Background: Patients with sarcomatoid renal-cell carcinomas (sRCC) have poor outcomes and limited treatment options. Preclinical and clinical data suggest susceptibility to cytotoxic agents and vascular endothelial growth factor-targeted therapies. We designed a phase 2 trial to evaluate the efficacy and safety of capecitabine, gemcitabine, and bevacizumab in sRCC. Patients and Methods: Patients with metastatic or unresectable sRCC were eligible for inclusion. Patients received oral capecitabine 800 mg/m2 twice daily on days 1 to 21 of a 28-day cycle, intravenous gemcitabine 900 mg/m2 on days 1 and 15, and intravenous bevacizumab 10 mg/kg on days 1 and 15. Primary end points were progression-free survival and time to treatment failure (TTF). Secondary end points were safety, objective response rate, and overall survival. Results: Thirty-four patients were enrolled onto the trial. One patient was excluded from survival analysis and 4 from response analysis as a result of missing data. Median progression-free survival was 5.5 months (95% confidence interval [CI], 3.4-7.7), median TTF was 4.2 months (95% CI, 2.4-6.0), and median overall survival was 12 months (95% CI, 10.6-13.4).

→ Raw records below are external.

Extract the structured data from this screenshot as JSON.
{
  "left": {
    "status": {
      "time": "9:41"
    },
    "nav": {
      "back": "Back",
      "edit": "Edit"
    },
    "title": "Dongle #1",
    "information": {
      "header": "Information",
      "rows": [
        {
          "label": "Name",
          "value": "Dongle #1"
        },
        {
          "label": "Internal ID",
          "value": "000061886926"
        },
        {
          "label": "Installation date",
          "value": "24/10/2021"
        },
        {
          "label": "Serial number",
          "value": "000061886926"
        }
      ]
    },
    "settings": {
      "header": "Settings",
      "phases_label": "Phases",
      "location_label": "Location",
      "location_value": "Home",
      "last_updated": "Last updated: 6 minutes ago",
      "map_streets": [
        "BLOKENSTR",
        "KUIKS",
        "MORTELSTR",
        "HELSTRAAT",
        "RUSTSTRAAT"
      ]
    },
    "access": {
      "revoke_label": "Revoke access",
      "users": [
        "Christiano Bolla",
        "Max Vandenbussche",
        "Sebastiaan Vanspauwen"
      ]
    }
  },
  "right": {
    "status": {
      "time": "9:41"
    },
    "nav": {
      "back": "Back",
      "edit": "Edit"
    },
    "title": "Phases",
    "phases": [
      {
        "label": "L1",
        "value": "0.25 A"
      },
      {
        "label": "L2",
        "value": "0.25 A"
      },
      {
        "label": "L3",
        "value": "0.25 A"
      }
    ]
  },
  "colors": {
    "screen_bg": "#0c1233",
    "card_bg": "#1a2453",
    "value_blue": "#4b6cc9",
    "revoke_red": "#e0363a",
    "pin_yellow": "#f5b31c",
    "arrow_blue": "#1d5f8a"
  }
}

Objective response rate was 20% (5 partial responses, 1 complete response), and disease control rate was 73%. Thirty-one (91%) of the 34 patients discontinued treatment. The most common reason for treatment discontinuation was progressive disease, which occurred in 24 patients (71%). The most common grade 3 toxicity was rash (including hand-foot syndrome) in 24% patients. Conclusion: The combination of capecitabine, gemcitabine, and bevacizumab is an option for patients with sRCC; however, response rates are low. Novel therapies are needed to improve outcomes in patients with sRCC.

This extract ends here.